I have a dataframe where the rows contain NaN values. The df contains original columns namely Heading 1 Heading 2 and Heading 3 and extra columns called Unnamed: 1 Unnamed: 2 and Unnamed: 3 as shown:
Heading 1 | Heading 2 | Heading 3 | Unnamed: 1 | Unnamed: 2 | Unnamed: 3 |
---|---|---|---|---|---|
NaN | 34 | 24 | 45 | NaN | NaN |
NaN | NaN | 24 | 45 | 11 | NaN |
NaN | NaN | NaN | 45 | 45 | 33 |
4 | NaN | 24 | NaN | NaN | NaN |
NaN | NaN | 4 | NaN | NaN | NaN |
NaN | 34 | 24 | NaN | NaN | NaN |
22 | 34 | 24 | NaN | NaN | NaN |
NaN | 34 | NaN | 45 | NaN | NaN |
I want to iterate through each row and find out the amount of initial NaN values in original columns (Heading 1 Heading 2 and Heading 3) and the amount of non NaN values in the extra columns (Unnamed: 1 Unnamed: 2 and Unnamed: 3). For each and every row this should be calculated and returned in a dictionary where the key is the index of the row and the value for that key is a list containing the amount of initial NaN values in original columns (Heading 1 Heading 2 and Heading 3) and the second element of the list would the amount of non NaN values in the extra columns (Unnamed: 1 Unnamed: 2 and Unnamed: 3).
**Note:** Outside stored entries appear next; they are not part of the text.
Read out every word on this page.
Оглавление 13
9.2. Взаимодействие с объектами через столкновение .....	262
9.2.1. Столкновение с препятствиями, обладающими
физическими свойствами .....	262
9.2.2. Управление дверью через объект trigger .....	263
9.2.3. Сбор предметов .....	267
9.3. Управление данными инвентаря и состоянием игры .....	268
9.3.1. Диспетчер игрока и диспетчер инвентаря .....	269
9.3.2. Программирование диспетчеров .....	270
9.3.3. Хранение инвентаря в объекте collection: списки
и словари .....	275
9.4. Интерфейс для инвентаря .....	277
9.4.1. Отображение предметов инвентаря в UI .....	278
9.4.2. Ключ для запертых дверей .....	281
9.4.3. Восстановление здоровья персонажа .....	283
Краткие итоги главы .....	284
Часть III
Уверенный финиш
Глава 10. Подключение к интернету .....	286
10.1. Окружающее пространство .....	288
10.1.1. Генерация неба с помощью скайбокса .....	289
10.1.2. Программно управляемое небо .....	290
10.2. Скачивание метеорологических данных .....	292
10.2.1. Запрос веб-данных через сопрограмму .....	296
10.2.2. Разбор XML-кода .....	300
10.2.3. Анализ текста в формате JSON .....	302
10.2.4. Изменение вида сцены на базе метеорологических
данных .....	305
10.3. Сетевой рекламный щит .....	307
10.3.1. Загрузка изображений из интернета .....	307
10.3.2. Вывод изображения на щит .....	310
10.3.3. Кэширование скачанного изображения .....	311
So the result for the above dataframe would be:
{0 : [1, 1],
1 : [2, 2],
2 : [3, 3],
3 : [0, 0],
4 : [2, 0],
5 : [1, 0],
6 : [0, 0],
7 : [1, 1]}
Notice how in row 3 and row 7 the original columns contain 1 and 2 NaN respectively but only the initial NaN's are counted and not the in between ones!
Thank you!
CodePudding user response:
You can use:
m = df.columns.str.startswith('Unnamed')
out = (df
.groupby(m, axis=1)
.apply(lambda g: (g.notna() if g.name else g.isna())
.cummin(axis=1).sum(axis=1)
)
.set_axis(['named', 'unnamed'], axis=1)
)
Output:
named unnamed
0 1 1
1 2 2
2 3 3
3 0 0
4 2 0
5 1 0
6 0 0
7 1 1
as dictionary
out.T.to_dict('list')
Output:
{0: [1, 1],
1: [2, 2],
2: [3, 3],
3: [0, 0],
4: [2, 0],
5: [1, 0],
6: [0, 0],
7: [1, 1]}
CodePudding user response:
First
divide dataframe (iloc or filter or and so on)
df1 = df.iloc[:, :3]
df2 = df.iloc[:, 3:]
Second
count initial NaNs in df1 and count notnull in df2
s1 = df1.apply(lambda x: (x.notnull().cumsum() == 0).sum(), axis=1)
s2 = df2.notnull().sum(axis=1)
Last
concat and make dict
pd.concat([s1, s2], axis=1).T.to_dict('list')
result:
{0: [1, 1],
1: [2, 2],
2: [3, 3],
3: [0, 0],
4: [2, 0],
5: [1, 0],
6: [0, 0],
7: [1, 1]}